El encuentro se repetiría durante toda la primavera y el verano a modo de una cita pactada, protagonizada por dos desconocidos que sin haber cruzado palabra sabían bien lo que querían uno del otro. Él cambió su rutina matinal, no era más el reloj ni las sábanas lo que le preocupaban sino el pantalón planchado y el desodorante en spray, que se aplicaba inspiradamente por todo el pecho como si estuviera modelando para un comercial de televisión. En una ocasión hasta le pareció que le aplaudían desde el otro lado de la calle. Ella siempre puntual, con la regadera de plástico lista, la bata impecable de seda rosada y el sombrerito de paja. Los lunes eran de traje y baladas románticas, los viernes algo más deportivos y música variada. Cantaba a voz en cuello improvisando a veces la letra, moviéndose al ritmo de Elvis en sus últimos años. Ocasionalmente algún vecino le gritaba que se calle pero luego silenciaba al comprender la bizarra relación.

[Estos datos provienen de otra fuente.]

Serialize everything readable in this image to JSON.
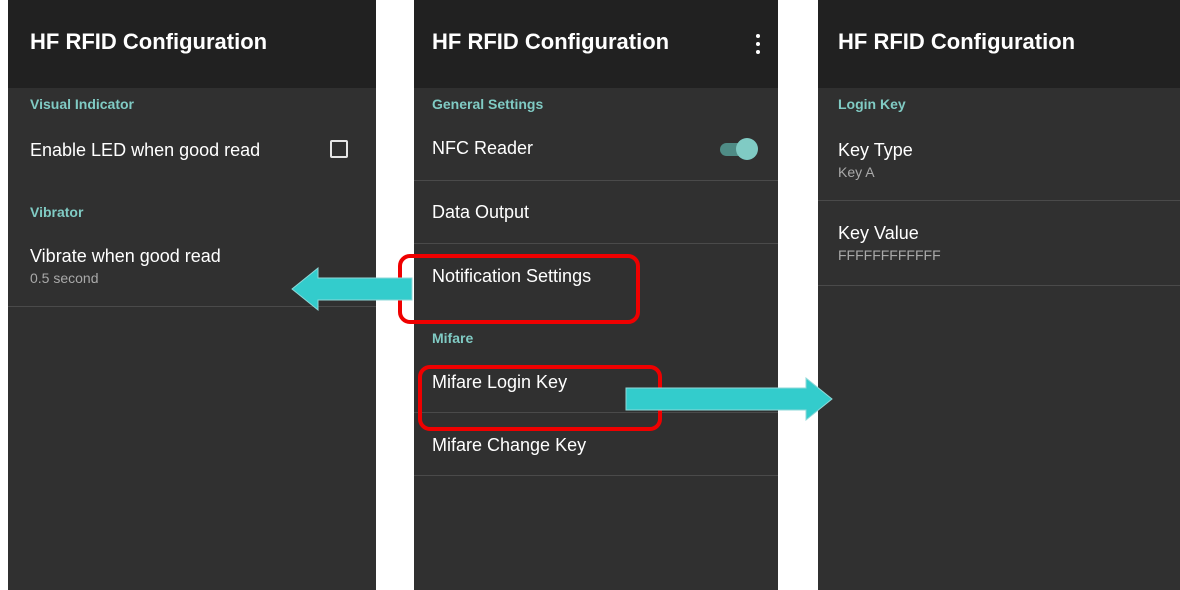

Un día ella no acudió a la cita. “Estará enferma”, pensó. De todos modos siguió cantando y moviendo las caderas, había comprado también algunas camisas para renovar su repertorio y el olor del desodorante se volvía insoportable de tanto aplicarse. Los días pasaron, se volvieron más cortos y el frio más intenso. Un lunes, respetando la hora del encuentro, abrió sus ventanas y sintió una brisa helada que le hizo estornudar. Echó una mirada directamente al balcón, estaba dispuesto a saludarla y preguntarle por fin su nombre, darle el suyo, era lo único que les faltaba saber. Se quedó en silencio por un rato más y vio cómo el último geranio que quedaba dejaba ir con el viento uno de sus pétalos rojos. Cerró las ventanas y supo que no las volvería a abrir, el verano había terminado.